SB 261 requires that on or before January 1, 2026, and every two years after that, a “covered entity” must prepare a report disclosing both its “climate-related financial risk” and the measures the entity has adopted to reduce and adapt to the disclosed climate-related financial risk. A covered entity is a business entity organized under the laws of any U.S. state with revenues in excess of $500 million and that does business in California. A climate-related financial risk is “material risk of harm to immediate and long-term financial outcomes due to physical and transition risks, including, but not limited to, risks to corporate operations, provision of goods and services, supply chains, employee health and safety, capital and financial investments, institutional investments, financial standing of loan recipients and borrowers, shareholder value, consumer demand, and financial markets and economic health.”
A variety of business groups actively opposed the California legislation, and, as according to the Wall Street Journal article to which I linked above, the legislation could be challenged in court or even by a referendum that opponents could put before voters. However, while legal challenges seem likely, the cumulative effect of the EU guidelines, the California legislation, and the pending SEC guidelines does seem to suggest, as one commentator quoted in the Wall Street Journal article put it, “In one shape or another, these disclosure requirements are coming.”

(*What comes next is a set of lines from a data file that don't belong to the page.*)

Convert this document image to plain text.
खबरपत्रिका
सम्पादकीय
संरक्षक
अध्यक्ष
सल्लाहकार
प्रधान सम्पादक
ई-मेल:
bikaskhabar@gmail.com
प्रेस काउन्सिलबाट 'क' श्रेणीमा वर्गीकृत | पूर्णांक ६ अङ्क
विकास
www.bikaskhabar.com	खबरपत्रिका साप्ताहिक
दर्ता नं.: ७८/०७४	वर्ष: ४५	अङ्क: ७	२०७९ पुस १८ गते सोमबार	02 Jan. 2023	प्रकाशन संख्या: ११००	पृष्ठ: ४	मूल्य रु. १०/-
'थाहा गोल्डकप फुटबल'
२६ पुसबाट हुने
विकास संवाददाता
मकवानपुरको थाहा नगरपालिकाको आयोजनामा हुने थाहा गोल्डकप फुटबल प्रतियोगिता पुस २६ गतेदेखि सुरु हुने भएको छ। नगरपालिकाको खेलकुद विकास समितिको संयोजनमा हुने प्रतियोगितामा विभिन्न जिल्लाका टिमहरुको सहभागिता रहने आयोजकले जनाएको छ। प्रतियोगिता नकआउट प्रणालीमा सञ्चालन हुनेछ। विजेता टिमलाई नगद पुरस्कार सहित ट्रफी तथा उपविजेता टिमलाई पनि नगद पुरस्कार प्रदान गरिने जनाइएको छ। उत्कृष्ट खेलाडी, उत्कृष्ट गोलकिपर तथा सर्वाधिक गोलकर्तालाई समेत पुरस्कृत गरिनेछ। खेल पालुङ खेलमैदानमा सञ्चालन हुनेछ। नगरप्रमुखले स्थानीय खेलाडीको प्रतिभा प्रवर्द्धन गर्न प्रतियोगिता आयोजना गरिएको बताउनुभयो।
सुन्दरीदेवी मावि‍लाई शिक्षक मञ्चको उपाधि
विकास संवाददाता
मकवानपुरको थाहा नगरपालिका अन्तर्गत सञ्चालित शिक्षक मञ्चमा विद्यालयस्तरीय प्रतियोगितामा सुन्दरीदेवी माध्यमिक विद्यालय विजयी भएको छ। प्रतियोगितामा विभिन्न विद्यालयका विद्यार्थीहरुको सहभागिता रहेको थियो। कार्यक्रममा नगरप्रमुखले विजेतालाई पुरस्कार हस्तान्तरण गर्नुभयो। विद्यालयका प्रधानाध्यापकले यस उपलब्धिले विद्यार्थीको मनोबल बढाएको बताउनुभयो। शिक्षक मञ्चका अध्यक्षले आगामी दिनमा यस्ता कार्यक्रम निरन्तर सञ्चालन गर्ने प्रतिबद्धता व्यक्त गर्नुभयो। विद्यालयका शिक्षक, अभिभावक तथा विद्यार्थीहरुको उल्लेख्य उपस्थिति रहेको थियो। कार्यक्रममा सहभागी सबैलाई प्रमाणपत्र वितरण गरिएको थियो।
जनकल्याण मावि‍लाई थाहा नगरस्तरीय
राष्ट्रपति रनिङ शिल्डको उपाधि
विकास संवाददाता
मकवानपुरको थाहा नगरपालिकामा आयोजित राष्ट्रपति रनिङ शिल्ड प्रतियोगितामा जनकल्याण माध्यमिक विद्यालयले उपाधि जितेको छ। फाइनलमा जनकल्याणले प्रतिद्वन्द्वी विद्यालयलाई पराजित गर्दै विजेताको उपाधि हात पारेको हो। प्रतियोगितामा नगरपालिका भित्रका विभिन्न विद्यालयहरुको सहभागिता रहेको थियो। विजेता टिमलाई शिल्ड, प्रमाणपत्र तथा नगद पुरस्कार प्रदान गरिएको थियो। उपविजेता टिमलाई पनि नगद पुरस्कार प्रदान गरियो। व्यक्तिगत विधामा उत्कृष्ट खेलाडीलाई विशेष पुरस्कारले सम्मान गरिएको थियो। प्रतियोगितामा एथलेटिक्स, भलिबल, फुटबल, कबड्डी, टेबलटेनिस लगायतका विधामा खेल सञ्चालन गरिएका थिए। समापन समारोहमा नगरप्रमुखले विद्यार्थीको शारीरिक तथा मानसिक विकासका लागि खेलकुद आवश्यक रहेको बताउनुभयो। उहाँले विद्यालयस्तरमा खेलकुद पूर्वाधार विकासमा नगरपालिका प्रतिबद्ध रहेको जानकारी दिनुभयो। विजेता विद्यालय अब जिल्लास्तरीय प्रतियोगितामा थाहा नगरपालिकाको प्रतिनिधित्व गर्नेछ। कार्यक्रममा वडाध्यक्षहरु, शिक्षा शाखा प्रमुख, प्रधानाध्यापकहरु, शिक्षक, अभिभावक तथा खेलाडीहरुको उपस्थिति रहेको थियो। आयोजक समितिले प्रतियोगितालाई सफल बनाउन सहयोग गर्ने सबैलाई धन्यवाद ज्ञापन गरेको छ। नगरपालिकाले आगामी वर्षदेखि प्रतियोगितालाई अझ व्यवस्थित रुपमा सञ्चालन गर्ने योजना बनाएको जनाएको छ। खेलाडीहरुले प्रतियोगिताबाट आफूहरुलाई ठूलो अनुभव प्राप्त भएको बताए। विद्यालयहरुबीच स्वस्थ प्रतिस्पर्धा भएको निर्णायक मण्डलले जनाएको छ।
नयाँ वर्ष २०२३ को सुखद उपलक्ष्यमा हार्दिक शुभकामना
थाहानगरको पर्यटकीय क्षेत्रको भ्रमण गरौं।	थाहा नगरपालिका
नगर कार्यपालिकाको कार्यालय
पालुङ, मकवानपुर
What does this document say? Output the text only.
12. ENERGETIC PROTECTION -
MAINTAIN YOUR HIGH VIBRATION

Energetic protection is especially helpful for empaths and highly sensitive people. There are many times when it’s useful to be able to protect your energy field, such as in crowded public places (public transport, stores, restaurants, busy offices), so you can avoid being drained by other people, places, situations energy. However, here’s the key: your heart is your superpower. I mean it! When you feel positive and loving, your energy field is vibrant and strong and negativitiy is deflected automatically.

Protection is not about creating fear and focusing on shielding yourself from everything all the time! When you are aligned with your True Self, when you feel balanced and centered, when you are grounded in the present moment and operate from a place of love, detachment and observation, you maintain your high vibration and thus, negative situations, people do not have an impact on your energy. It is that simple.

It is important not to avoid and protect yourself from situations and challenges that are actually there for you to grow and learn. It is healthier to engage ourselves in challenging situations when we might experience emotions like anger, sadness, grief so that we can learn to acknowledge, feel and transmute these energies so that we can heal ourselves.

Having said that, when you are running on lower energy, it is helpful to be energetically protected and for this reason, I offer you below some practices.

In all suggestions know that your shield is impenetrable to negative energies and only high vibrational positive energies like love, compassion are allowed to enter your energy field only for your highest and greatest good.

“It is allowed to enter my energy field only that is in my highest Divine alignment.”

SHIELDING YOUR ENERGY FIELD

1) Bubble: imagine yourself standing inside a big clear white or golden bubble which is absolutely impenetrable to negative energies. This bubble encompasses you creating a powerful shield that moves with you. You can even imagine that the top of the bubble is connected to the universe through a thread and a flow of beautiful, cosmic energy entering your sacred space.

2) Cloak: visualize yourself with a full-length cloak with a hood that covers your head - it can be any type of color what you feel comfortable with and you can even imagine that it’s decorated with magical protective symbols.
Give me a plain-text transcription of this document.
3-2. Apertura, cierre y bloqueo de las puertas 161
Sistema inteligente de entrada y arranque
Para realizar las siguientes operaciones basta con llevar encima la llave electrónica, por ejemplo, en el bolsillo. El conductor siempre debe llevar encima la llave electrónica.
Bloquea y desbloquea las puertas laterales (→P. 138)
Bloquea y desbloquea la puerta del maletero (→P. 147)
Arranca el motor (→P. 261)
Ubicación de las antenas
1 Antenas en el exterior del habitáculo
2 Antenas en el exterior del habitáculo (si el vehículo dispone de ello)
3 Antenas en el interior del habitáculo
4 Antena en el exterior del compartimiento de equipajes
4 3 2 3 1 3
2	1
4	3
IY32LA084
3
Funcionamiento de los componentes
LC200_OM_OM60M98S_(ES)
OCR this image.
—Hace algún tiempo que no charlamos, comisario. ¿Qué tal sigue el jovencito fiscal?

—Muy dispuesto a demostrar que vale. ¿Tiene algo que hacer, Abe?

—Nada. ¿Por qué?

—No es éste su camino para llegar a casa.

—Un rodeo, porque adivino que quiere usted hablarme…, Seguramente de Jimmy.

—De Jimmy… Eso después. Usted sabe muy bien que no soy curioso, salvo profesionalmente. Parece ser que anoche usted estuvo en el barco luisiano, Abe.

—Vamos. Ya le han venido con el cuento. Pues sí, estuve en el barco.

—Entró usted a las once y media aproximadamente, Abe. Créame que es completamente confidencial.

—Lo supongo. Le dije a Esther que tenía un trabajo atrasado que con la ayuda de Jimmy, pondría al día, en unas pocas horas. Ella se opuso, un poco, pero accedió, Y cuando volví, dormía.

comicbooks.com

Even assuming for the sake of conversation that the bills go into effect consistently with the legislation’s own timeline, there will be many questions. Undoubtedly, questions will arise whether or not a given firm is or is not “doing business” in California – in fact, neither of the laws define “doing business in California.” In addition, companies reporting pursuant to the laws’ requirements may struggle to obtain data necessary to comply with reporting requirements, particularly with respect to Scope 3 emissions requirements. Indeed, the need for various entities to supply data to allow reporting companies to comply with disclosure requirements will create strains up and down the “value chain.”
While there are many things to worry about for companies required to make disclosure pursuant to these new requirements, one particular concern I have with respect to the new requirements is that the company disclosures (or omissions) could create heightened litigation risks. For starters, any disclosure requirement creates a context within which disclosure or omissions can be alleged to be misleading or deceptive. The obligation for companies to disclose their financial risk associated with climate change also creates a context within which companies experiencing setbacks owing to, for example, extreme weather events, could be subject to hindsight claims that prior disclosures failed adequately to disclose the risks the company faced.
Another risk arises from the fact that companies may face a natural tendency to want to try to put the best face on companies’ GHG status and progress. The possibility for litigation arises out of these kinds of circumstances is not just theoretical; as noted here, this past summer Delta Airlines was sued a securities lawsuit by a shareholder in a class action lawsuit alleging that the company’s claims of “carbon neutrality” were false and misleading.
All of that said, the one thing California’s adoption of these new disclosure requirements does for sure is to reinforce the conclusion that ESG is a broad, challenging, complex topic that will continue to challenge for companies and their insurers – and it is about to get even more challenging and complex.